Les chercheurs notent que les concentrations de PBDE dans l’échantillon de poussière se situant dans la plage de concentrations détectées dans la poussière domestique américaine peuvent refléter l’utilisation sur l’ISS de FR inorganiques comme le dihydrogénophosphate d’ammonium pour fabriquer des tissus et des sangles ignifuges. Ils pensent que l’utilisation d’articles disponibles dans le commerce et apportés à bord pour l’usage personnel des astronautes, tels que les appareils photo, les lecteurs MP3, les tablettes, les appareils médicaux et les vêtements, sont des sources potentielles de bon nombre des produits chimiques détectés.
L’air à l’intérieur de l’ISS est constamment recirculé avec huit à 10 changements par heure. Alors que le CO2 et l’élimination des traces de contaminants gazeux se produisent, le degré auquel cela élimine les produits chimiques comme les BFR est inconnu. Des niveaux élevés de rayonnements ionisants peuvent accélérer le vieillissement des matériaux, y compris la décomposition des produits en plastique en micro et nanoplastiques qui deviennent aéroportés dans l’environnement de microgravité. Cela peut faire en sorte que les concentrations et l’abondance relative des PBDE, HBCDD, NBFR, OPE, HAP, PFAS et PCB dans la poussière de l’ISS diffèrent considérablement de celles de la poussière des microenvironnements intérieurs terrestres.

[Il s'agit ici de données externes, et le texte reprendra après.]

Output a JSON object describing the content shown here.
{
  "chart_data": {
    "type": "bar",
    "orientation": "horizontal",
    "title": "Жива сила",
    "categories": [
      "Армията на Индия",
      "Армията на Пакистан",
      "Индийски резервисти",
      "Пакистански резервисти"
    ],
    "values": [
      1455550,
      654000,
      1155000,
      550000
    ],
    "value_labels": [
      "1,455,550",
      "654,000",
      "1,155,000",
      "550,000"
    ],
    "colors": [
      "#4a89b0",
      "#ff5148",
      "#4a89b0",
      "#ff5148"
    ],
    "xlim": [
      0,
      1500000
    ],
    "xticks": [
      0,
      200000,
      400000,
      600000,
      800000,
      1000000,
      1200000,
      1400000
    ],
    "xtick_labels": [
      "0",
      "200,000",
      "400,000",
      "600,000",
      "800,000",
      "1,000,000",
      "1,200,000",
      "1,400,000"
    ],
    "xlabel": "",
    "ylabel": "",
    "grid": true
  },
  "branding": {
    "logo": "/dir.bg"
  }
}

Les scientifiques ont mesuré les concentrations d’une gamme de produits chimiques cibles dans la poussière collectée à partir de l’ISS. Dans un environnement de microgravité, les particules flottent selon les schémas d’écoulement du système de ventilation, se déposant éventuellement sur les surfaces et les prises d’air.
Les écrans recouvrant les filtres ISS HEPA accumulent ces débris, nécessitant une aspiration hebdomadaire pour maintenir une filtration efficace. Le matériel contenu dans les sacs sous vide de l’ISS comprend des particules précédemment en suspension dans l’air, des peluches de vêtements, des cheveux et d’autres débris généralement identifiés comme de la poussière de cabine de vaisseau spatial. Certains sacs sous vide ont été renvoyés sur Terre pour des études de cette poussière unique, avec un petit échantillon expédié à l’Université de Birmingham pour analyse dans le cadre de l’étude.
Plus d’information:
Stuart Harrad et al., Contaminants organiques persistants dans la poussière de la Station spatiale internationale, Lettres sur la science et la technologie de l’environnement (2023).